Quantitative Microscopy of Bone Organs Reveals the Reconstitution of a Human Mesenchymal Niche Including Rare Mesenchymal-Hematopoietic Physical Interactions
(A) Multidimensional confocal immunofluorescence imaging allows for the reconstitution of hOss for 3D quantitative information retrieval (left). Top view of a transverse hOss section (right) illustrating the internal bone marrow cavity (DAPI) and intense peripheral vascularization (lamimin). Scale bars, 400 μm.

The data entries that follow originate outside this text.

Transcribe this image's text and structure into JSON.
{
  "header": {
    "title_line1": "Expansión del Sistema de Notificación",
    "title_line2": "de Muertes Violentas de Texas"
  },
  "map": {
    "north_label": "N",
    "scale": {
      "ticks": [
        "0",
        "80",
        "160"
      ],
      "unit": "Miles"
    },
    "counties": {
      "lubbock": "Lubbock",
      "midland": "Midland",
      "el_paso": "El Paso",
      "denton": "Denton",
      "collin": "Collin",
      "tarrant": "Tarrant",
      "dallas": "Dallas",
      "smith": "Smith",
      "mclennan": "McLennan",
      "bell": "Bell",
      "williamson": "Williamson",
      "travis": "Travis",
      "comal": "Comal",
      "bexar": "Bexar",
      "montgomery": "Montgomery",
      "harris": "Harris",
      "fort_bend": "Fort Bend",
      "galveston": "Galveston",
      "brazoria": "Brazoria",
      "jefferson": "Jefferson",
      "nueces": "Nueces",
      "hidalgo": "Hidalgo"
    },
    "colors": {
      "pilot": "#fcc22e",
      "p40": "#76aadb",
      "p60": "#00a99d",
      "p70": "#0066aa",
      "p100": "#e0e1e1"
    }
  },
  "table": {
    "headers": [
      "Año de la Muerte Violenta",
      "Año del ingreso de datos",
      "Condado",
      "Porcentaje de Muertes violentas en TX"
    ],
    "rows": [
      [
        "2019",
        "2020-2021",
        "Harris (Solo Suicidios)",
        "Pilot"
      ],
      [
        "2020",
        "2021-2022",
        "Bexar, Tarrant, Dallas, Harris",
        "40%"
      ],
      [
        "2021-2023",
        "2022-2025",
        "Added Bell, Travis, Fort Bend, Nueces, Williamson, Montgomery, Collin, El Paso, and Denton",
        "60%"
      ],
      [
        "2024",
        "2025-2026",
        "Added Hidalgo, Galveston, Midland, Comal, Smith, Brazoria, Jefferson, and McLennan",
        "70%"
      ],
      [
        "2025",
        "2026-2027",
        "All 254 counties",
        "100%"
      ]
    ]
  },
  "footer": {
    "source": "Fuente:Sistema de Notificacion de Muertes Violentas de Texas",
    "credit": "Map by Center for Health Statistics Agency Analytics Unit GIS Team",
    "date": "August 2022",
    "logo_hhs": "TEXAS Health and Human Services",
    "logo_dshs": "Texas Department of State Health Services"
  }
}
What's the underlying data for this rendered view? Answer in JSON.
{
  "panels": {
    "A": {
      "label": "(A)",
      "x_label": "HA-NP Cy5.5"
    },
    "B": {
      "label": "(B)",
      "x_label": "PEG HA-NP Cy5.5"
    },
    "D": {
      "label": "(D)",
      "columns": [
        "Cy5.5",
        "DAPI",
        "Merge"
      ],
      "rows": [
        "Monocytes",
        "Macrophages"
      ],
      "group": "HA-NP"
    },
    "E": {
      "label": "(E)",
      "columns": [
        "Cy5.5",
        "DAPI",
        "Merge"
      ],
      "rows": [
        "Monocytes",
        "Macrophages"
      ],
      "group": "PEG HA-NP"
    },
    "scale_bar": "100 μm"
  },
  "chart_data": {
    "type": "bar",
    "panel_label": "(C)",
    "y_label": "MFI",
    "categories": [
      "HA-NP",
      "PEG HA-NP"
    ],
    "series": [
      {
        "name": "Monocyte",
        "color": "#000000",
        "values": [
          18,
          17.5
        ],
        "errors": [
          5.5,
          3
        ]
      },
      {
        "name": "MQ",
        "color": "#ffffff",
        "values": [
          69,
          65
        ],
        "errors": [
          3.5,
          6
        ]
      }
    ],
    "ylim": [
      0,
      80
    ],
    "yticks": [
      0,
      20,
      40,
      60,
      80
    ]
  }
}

(B) Top: implanted hMSCs (VENUS positive) demonstrate fate plasticity by acquiring multiple niche cell phenotypes. Scale bars, 20 μm. Bottom: fate quantification of VENUS hMSCs based on the segmentation of immunofluorescence data. Stromal cells, venus+/CD90+/stroma localization; osteocytes, venus+/ALP-/localization in bone nodules; osteoblasts, venus+/ALP+/localization at the bone and bone marrow interface; vascular associated, venus+/distance to lamimin+ vessels < 1 μm; ALP, alkaline phosphatase. n ≥ 3 biological replicates.
(C) The SDF1α protein was expressed by blood cells and also found more abundantly in VENUS cells from the VENUS-SDF1α ossicles. Right and b are magnification panels.
(D) Deep confocal analysis of hOss allows for the identification and localization of a rare HSPC subset (arrow, hCD45/CD34/CD90), found directly in contact with hMSC-derived niche cells. n = 10 events detected in 5.9 mm3 of tissue scanned. Data are represented as mean ± SEM.